Они подошли к бревну, лежавшему на берегу, и Гортензия села. Но Клайд, страдая от воображаемых ран, молча стоял подле; почувствовав его настроение, Гортензия схватила его за пояс пальто и потянула к себе.
— Но-но-о, лошадка! — весело воскликнула она. — Но-но-о! Вперед! Лошадка, прокати меня по льду!
Клайд хмуро посмотрел на нее; внутренне взбешенный, он не собирался так легко забыть свои обиды.
— Зачем вы позволяете этому Спарсеру все время липнуть к вам? — спросил он. — Я видел, как вы уходили с ним туда, за поворот. Что он вам говорил?
— Ничего не говорил.
— Ну ясно, ничего, — сказал он громко и насмешливо. — Может быть, он и не целовал вас?
— Конечно, нет, — сказала Гортензия решительно и зло. — Хотела бы я знать, за кого вы меня принимаете? Я не позволяю целовать себя людям, которых вижу в первый раз, имейте это в виду, мой милый. Вам-то я не позволила.
— Да, конечно… Но вы к нему лучше относитесь, чем ко мне.
— Вот как? Ну что ж, может быть! Но все равно, какое вы имеете право говорить, что я к нему хорошо отношусь? Что же, мне и повеселиться нельзя, так я и буду у вас под надзором? Надоели вы мне, вот что я вам скажу!
Гортензия не на шутку рассердилась: ей показалось, что Клайд говорит с ней слишком по-хозяйски.
А Клайд, получив так внезапно суровый отпор, был несколько ошеломлен и тотчас решил, что, пожалуй, ему лучше изменить тон. В конце концов, она никогда не говорила, что любит его, даже тогда, когда давала свое неопределенное обещание.

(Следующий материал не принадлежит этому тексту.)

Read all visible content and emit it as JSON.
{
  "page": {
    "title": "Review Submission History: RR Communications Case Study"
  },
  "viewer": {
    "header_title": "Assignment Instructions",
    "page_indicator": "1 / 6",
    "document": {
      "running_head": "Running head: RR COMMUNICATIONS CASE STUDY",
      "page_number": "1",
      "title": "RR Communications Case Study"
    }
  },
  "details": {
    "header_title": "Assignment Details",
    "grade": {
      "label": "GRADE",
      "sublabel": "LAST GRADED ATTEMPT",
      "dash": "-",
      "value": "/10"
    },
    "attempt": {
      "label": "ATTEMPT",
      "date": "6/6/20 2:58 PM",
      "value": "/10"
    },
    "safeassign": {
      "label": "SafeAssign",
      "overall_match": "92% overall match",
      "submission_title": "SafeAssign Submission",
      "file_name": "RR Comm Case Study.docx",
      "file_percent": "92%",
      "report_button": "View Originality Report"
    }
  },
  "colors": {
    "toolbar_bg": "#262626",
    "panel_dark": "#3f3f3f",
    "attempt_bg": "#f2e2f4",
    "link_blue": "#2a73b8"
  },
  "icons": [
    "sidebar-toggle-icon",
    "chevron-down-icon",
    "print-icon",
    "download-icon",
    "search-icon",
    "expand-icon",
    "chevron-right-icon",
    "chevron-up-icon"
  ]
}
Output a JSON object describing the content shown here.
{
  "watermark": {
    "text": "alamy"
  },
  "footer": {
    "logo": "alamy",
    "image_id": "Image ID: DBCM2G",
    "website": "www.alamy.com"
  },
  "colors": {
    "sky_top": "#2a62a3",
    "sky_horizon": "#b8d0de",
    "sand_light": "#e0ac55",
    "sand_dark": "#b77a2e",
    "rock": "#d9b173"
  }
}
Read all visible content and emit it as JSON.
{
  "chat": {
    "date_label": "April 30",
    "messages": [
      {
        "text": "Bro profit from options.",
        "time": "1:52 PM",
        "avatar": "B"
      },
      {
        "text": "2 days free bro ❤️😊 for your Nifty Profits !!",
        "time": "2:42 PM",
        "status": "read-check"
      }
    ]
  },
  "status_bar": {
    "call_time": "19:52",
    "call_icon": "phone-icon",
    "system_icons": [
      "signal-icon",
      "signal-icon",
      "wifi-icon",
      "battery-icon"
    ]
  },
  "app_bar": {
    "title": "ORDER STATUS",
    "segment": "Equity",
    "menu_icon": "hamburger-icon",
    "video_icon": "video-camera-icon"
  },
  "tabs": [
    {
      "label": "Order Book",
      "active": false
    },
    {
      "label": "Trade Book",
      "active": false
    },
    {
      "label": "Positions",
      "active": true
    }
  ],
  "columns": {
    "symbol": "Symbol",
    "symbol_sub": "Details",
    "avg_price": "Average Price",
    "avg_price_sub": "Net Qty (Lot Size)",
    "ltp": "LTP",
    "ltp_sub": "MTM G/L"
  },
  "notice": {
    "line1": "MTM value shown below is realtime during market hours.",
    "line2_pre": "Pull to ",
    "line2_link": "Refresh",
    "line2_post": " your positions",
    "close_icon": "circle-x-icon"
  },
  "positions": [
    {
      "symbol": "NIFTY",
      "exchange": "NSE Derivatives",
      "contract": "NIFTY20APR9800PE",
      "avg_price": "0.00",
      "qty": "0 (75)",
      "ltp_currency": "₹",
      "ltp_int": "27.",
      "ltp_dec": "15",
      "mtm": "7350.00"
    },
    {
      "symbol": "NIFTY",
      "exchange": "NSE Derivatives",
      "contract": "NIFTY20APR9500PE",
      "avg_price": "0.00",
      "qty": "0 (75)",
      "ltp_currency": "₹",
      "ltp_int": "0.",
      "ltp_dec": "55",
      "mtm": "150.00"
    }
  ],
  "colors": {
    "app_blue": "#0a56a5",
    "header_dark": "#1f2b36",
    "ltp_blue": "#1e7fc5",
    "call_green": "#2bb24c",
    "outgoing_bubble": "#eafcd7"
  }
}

— Ладно, — заметил он, помолчав, угрюмо и не без грусти. — Я знаю только одно: вы иногда говорите, что я вам не безразличен, так вот, если б мне кто был не безразличен, я не стал бы флиртовать с другими.
— Ах, вы не стали бы?
— Да, не стал бы.
— А кто же здесь флиртует, хотела бы я знать?
— Вы.
— Я не флиртую и, пожалуйста, уходите отсюда и оставьте меня в покое. Вы только и умеете придираться. Если я танцевала с ним в ресторане, это еще не значит, что я флиртую. Вы мне надоели, вот и все.
— Надоел?
— Да, надоели.
— Ну что же, может быть, мне лучше уйти и больше вас вообще не беспокоить, — сказал Клайд.
В нем пробудилось нечто, напоминавшее мужество его матери.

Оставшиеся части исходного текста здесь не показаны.